Dokter itu menyerngit, menatap laki-laki itu dengan raut wajah bertanya. “Echocardiogram?”
“Untuk jaga jaga.” Dokter itu mengangguk pasrah, melakukan perintah laki-laki itu sambil menyuruh beberapa dokter untuk melakukan operasi dadakan.
“Ada keluarga nya di sini?” Perawat menghampiri laki-laki itu dan Nanda, bertanya siapa yang akan menjadi wali pasien untuk mengurus data data nya. Laki-laki itu menunjuk Nanda, membiarkan perawat itu menggiring Nanda menuju meja informasi untuk melengkapi data sedangkan dia mulai masuk ruang operasi, ikut memperhatikan hasil echo pasien.
“Ada kecacatan cekung di atrium kanan. Lo bisa mulai operasi sekarang, minta dokter spesialis buat mimpin operasi.”
“Kenapa nggak lo aja?” Dokter bertanya pada laki-laki itu, menghentikan jalan laki-laki itu yang akan keluar menemui Nanda yang dia yakin masih kebingungan di sana.
“Kita kan udah pergantian shift, pekerjaan gue udah abis sejam yang lalu, lagian juga ada lo kan?” Laki-laki itu menjawab dan kembali berjalan keluar ruangan dengan sebotol minuman di tangan nya. Mata nya menatap sekeliling, menyapa beberapa kali pada staf rumah sakit di sini. Langkah nya berhenti di depan Nanda yang duduk di ruang tunggu, berjongkok untuk melihat wajah Nanda.

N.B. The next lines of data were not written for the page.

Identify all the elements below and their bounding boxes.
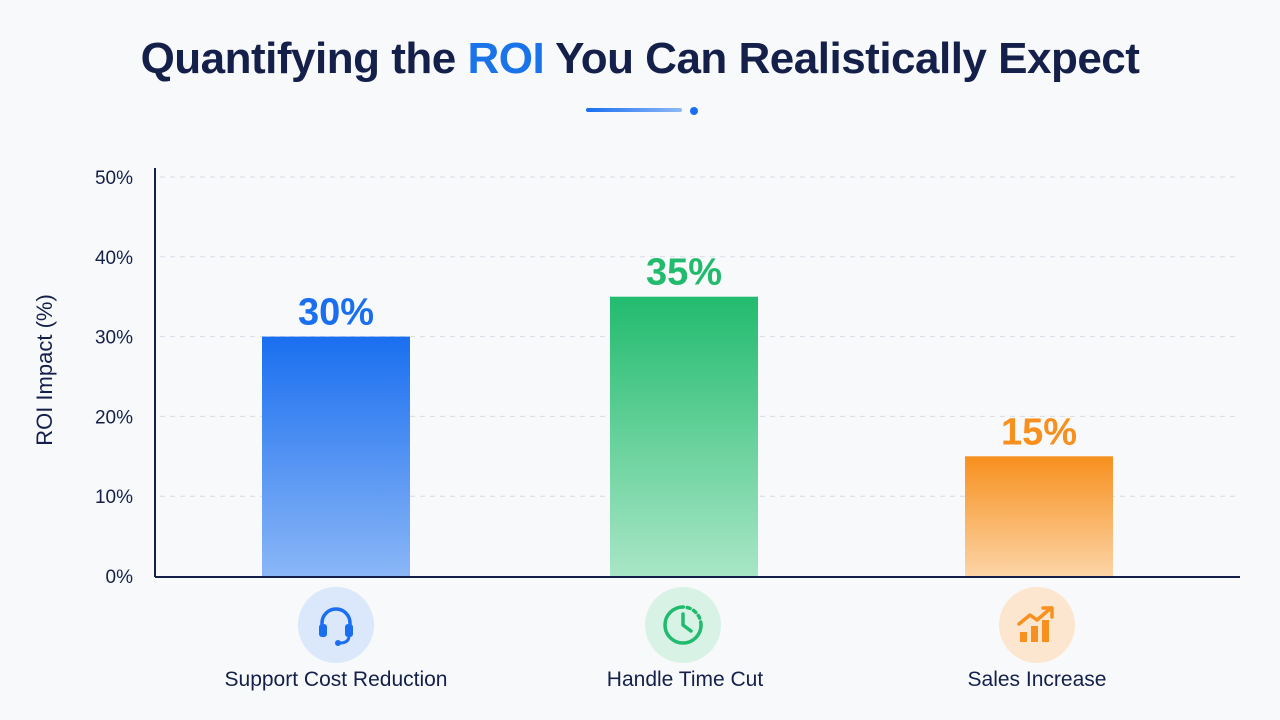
title-accent: ROI bbox=[467, 34, 545, 83]
y-tick-label-20: 20% bbox=[95, 407, 133, 428]
growth-chart-icon bbox=[999, 587, 1075, 663]
y-tick-labels: 0% 10% 20% 30% 40% 50% bbox=[95, 168, 133, 588]
data-label-1: 30% bbox=[298, 292, 374, 334]
data-labels: 30% 35% 15% bbox=[298, 252, 1077, 454]
y-tick-label-10: 10% bbox=[95, 487, 133, 508]
category-label-sales: Sales Increase bbox=[967, 668, 1107, 691]
headset-icon bbox=[298, 587, 374, 663]
title-suffix: You Can Realistically Expect bbox=[544, 34, 1140, 83]
y-tick-label-0: 0% bbox=[106, 567, 134, 588]
bar-2 bbox=[610, 296, 758, 576]
clock-icon bbox=[645, 587, 721, 663]
page-title: Quantifying the ROI You Can Realisticall… bbox=[0, 34, 1280, 84]
y-tick-label-30: 30% bbox=[95, 328, 133, 349]
y-tick-label-40: 40% bbox=[95, 248, 133, 269]
data-label-3: 15% bbox=[1001, 411, 1077, 453]
bars bbox=[262, 296, 1113, 576]
category-label-support: Support Cost Reduction bbox=[224, 668, 448, 691]
category-label-handle-time: Handle Time Cut bbox=[606, 668, 764, 691]
data-label-2: 35% bbox=[646, 252, 722, 294]
title-dot bbox=[690, 107, 698, 115]
title-prefix: Quantifying the bbox=[140, 34, 468, 83]
bar-1 bbox=[262, 336, 410, 576]
bar-3 bbox=[965, 456, 1113, 576]
title-underline bbox=[586, 108, 682, 112]
y-tick-label-50: 50% bbox=[95, 168, 133, 189]
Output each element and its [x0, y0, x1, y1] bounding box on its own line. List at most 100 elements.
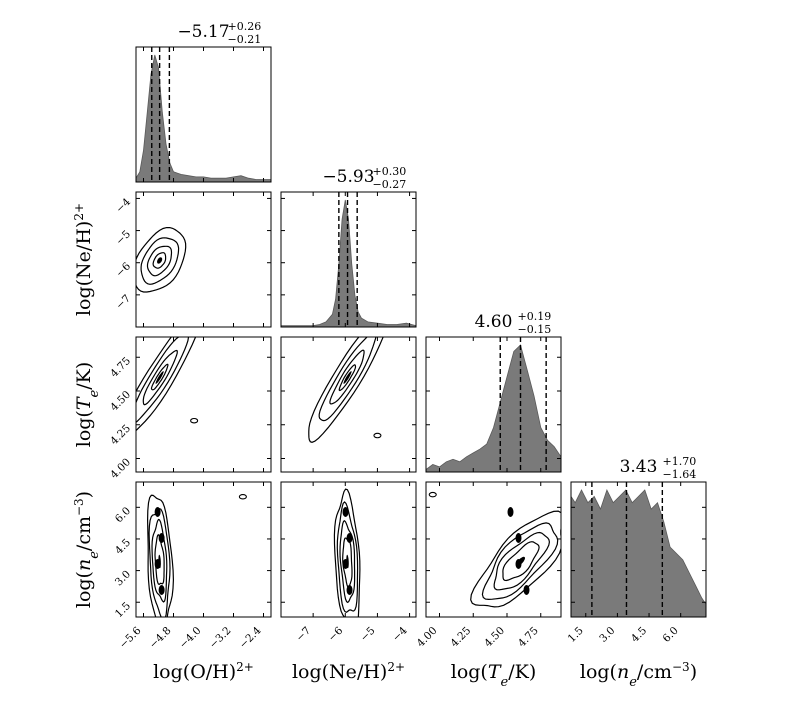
histogram-panel-O2: −5.17+0.26−0.21 [135, 20, 272, 183]
x-axis-label-Te: log(Te/K) [451, 661, 537, 690]
x-tick-label: −4.8 [147, 625, 174, 652]
y-tick-label: 1.5 [113, 600, 133, 620]
panel-frame [425, 481, 562, 618]
contour-core-blob [154, 559, 161, 569]
y-axis-label-Ne2: log(Ne/H)2+ [72, 203, 95, 316]
panel-frame [280, 191, 417, 328]
contour-level-3 [339, 520, 356, 604]
median-title: −5.93 [322, 167, 374, 187]
median-title: −5.17 [177, 22, 229, 42]
contour-level-2 [140, 237, 180, 285]
x-tick-label: −4.0 [177, 625, 204, 652]
contour-core-blob [158, 533, 165, 543]
x-tick-label: −7 [294, 625, 313, 644]
contour-level-3 [329, 349, 365, 405]
contour-panel-ne-vs-Te [425, 481, 562, 618]
x-tick-label: −2.4 [237, 624, 264, 651]
y-tick-label: 4.50 [108, 389, 133, 414]
x-tick-label: −5.6 [117, 624, 144, 651]
x-axis-label-ne: log(ne/cm−3) [580, 660, 697, 690]
x-tick-label: 6.0 [661, 625, 681, 645]
y-tick-label: 4.00 [108, 456, 133, 481]
contour-core [157, 257, 163, 264]
y-tick-label: 4.25 [108, 422, 133, 447]
histogram-panel-Ne2: −5.93+0.30−0.27 [280, 165, 417, 328]
contour-core-blob [342, 559, 349, 569]
contour-island [373, 432, 382, 439]
title-err-minus: −0.15 [518, 323, 552, 336]
y-tick-label: 4.75 [108, 355, 133, 380]
panel-frame [425, 336, 562, 473]
contour-core-blob [342, 507, 349, 517]
y-axis-label-Te: log(Te/K) [73, 362, 102, 448]
contour-panel-ne-vs-Ne2 [280, 481, 417, 618]
title-err-plus: +0.26 [228, 20, 262, 33]
panel-frame [135, 481, 272, 618]
contour-level-3 [493, 531, 551, 591]
title-err-minus: −1.64 [663, 468, 697, 481]
x-tick-label: −6 [326, 624, 346, 644]
panel-frame [280, 336, 417, 473]
contour-core [343, 371, 352, 384]
panel-frame [135, 191, 272, 328]
x-tick-label: 3.0 [597, 625, 617, 645]
contour-level-2 [481, 522, 559, 601]
title-err-plus: +1.70 [663, 455, 697, 468]
panel-frame [135, 336, 272, 473]
title-err-plus: +0.30 [373, 165, 407, 178]
contour-level-1 [308, 337, 384, 443]
histogram-area [426, 344, 561, 472]
contour-panel-Te-vs-Ne2 [280, 336, 417, 473]
y-tick-label: 6.0 [113, 505, 133, 525]
title-err-minus: −0.21 [228, 33, 262, 46]
y-axis-label-ne: log(ne/cm−3) [72, 491, 102, 608]
x-tick-label: 4.75 [516, 625, 541, 650]
contour-level-2 [148, 508, 171, 617]
contour-level-4 [152, 252, 167, 269]
x-tick-label: 4.50 [482, 625, 507, 650]
x-tick-label: 4.00 [415, 625, 440, 650]
contour-level-4 [338, 364, 357, 392]
histogram-panel-Te: 4.60 +0.19−0.15 [425, 310, 562, 473]
contour-core-blob [515, 533, 522, 543]
histogram-area [136, 54, 271, 182]
contour-core-blob [523, 585, 530, 595]
x-tick-label: −4 [390, 624, 410, 644]
contour-level-3 [146, 245, 173, 277]
x-axis-label-Ne2: log(Ne/H)2+ [292, 660, 405, 683]
contour-level-3 [142, 349, 178, 406]
contour-core-blob [507, 507, 514, 517]
contour-panel-ne-vs-O2 [135, 481, 272, 618]
x-tick-label: −3.2 [207, 625, 234, 652]
contour-core-blob [154, 507, 161, 517]
y-tick-label: −7 [114, 292, 133, 311]
contour-level-2 [336, 501, 359, 613]
title-err-minus: −0.27 [373, 178, 407, 191]
contour-level-1 [136, 337, 197, 432]
contour-island [190, 417, 199, 424]
y-tick-label: −5 [114, 228, 133, 247]
contour-level-1 [136, 227, 187, 293]
contour-level-4 [502, 541, 540, 582]
contour-level-4 [150, 363, 169, 391]
contour-island [428, 491, 437, 498]
contour-panel-Te-vs-O2 [135, 336, 272, 473]
contour-core-blob [346, 533, 353, 543]
x-axis-label-O2: log(O/H)2+ [153, 660, 254, 683]
histogram-area [571, 488, 706, 617]
y-tick-label: −6 [114, 260, 134, 280]
contour-island [238, 494, 247, 500]
x-tick-label: −5 [358, 625, 377, 644]
contour-level-3 [151, 518, 168, 603]
contour-level-1 [333, 488, 361, 617]
contour-level-2 [136, 337, 190, 423]
contour-core-blob [158, 585, 165, 595]
title-err-plus: +0.19 [518, 310, 552, 323]
x-tick-label: 4.25 [448, 625, 473, 650]
y-tick-label: −4 [114, 196, 134, 216]
contour-core-blob [346, 585, 353, 595]
x-tick-label: 1.5 [566, 625, 586, 645]
x-tick-label: 4.5 [629, 625, 649, 645]
y-tick-label: 4.5 [113, 537, 133, 557]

“Nggak pa-pa?” Dia bertanya. Memperhatikan wajah pucat Nanda. Tangan nya hendak terulur, menghapus air mata yang terus mengalir di pipi nya. Tapi segera dia urungkan saat tau apa yang dia lakukan saat ini termasuk perlakuan yang tidak sopan.
“Adek gue.” Nanda berbisik lirih. Suara nya terdengar serak, belum lagi isakan kecil yang terus menghambat pernapasan nya. Gilang menyerahkan botol minuman nya. Membuka tutup botol nya dan memaksa Nanda untuk meminum nya. “Minum.”
“Nggak mau, gue enggak haus.”
“Biar kamu lebih tenang. Minum.” Menurut. Nanda mengambil alih botol minuman nya, meneguk nya sekali lalu menggenggam botol dengan kedua tangan nya erat.
“Dokter yang menangani adik kamu itu salah satu dokter terbaik, jangan terlalu khawatir pada adik mu. Kamu sudah menghubungi orang tua kamu?”
Nanda mengangguk, menatap laki-laki itu yang masih berjongkok di hadapan nya. Tangan nya terangkat, menghapus air mata nya. “Makasih udah nolongin adik gue.”
“Udah kewajiban saya.” Dia tersenyum.
“Lo siapa?” Nanda bertanya.
“Bukankah sudah terlalu terlambat menanyakan saya siapa?” Laki-laki itu tertawa pelan, berdiri dan duduk di samping Nanda dengan sedikit menjaga jarak. “Lo siapa?” Nanda bertanya lagi, menatap laki-laki itu yang kini balas menatap nya.
“Saya Gilang Mahendra, salah satu dokter di sini.”